Northwestern forms Title IX education online course for faculty, staff
January 8, 2016
Northwestern faculty, staff and graduate and professional students are expected to complete an online training related to Title IX by January 29.
The course, “Preventing Sexual Misconduct and Sex Discrimination,” was released to faculty and staff during Fall Quarter 2015. The first-ever online training for all faculty and staff, it provides education on how to prevent sexual misconduct and respond in situations where they are notified by a student of sexual misconduct.
“Completing the course is essential to fulfilling our commitment to creating a campus climate where people understand their responsibilities to help prevent sexual misconduct,” Title IX coordinator Joan Slavin told The Daily in an email.
Under Title IX, faculty and staff are required to report issues of sexual misconduct. However, Erin Clark, assistant director of NU’s Center for Awareness, Response and Education, said faculty and staff in the past have not had training on how to do so.
“This (training) is a big, exciting step to make sure those reports are consistent and done with compassion, too,” Clark said. “It’s something that has been a long time coming, and having something that is supported by the University and disseminated so widely is really important.”
Slavin, who led the effort for the training, said the course has been in the works for more than a year and is customized for NU. Despite the large scale of the project, its implementation has been smooth, she said. The course takes an average of 45 minutes to complete, and has generally received positive feedback, she added. Comments made by participants in an optional survey will be considered as the course continues to be revised.
The course was announced to faculty and staff in December, and graduate and professional schools will announce the training to their students next week, Slavin said. As of Tuesday, nearly 4,000 staff and more than 2,000 faculty have completed the course, she said.
In September, NU released results from its 2015 Campus Climate Survey on Sexual Misconduct, which found that, while at NU, nearly one in three women have been groped without consent. Slavin said the training is not a direct result of those findings.

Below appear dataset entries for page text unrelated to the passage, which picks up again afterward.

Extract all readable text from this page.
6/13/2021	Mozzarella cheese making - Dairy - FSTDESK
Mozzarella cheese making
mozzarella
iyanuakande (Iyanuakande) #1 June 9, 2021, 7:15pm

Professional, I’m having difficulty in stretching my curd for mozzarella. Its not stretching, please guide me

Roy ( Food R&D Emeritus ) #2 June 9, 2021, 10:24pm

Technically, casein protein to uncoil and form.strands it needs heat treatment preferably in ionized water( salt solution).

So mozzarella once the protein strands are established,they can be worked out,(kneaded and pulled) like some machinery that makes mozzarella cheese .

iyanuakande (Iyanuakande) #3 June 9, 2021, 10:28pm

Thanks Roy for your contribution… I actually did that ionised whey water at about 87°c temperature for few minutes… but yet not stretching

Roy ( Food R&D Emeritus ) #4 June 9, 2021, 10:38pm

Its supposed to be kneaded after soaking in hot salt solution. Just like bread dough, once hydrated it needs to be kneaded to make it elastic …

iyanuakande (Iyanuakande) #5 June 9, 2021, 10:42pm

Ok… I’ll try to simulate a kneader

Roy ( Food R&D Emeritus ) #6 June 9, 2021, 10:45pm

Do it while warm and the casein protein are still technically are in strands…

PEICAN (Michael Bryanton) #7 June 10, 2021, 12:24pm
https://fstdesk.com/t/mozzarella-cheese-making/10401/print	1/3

“Though the climate survey did not prompt the course, the climate survey results illustrate the importance of this training,” she said.
Undergraduate students complete two Essential NUs: Agent of Change, a different online module, and Sexual Health, an on-campus live presentation during Wildcat Welcome.
Clark said she hopes faculty and staff will continue to gain knowledge on the issue by taking advantage of Support Starts Here, a training program CARE launched in the fall. The program focuses on training faculty, staff and students in how to support survivors by developing skills, asking questions and role-playing, she said.
University President Morton Schapiro, who has completed the online course, said a section of the course focused on how to maintain a student’s trust while following the law to report sexual misconduct particularly interested him.
“You’re not trained as a faculty member about that, so I feel much better positioned now as a professor on what to do if things happen,” Schapiro told The Daily in December. “I thought it was very, very well done.”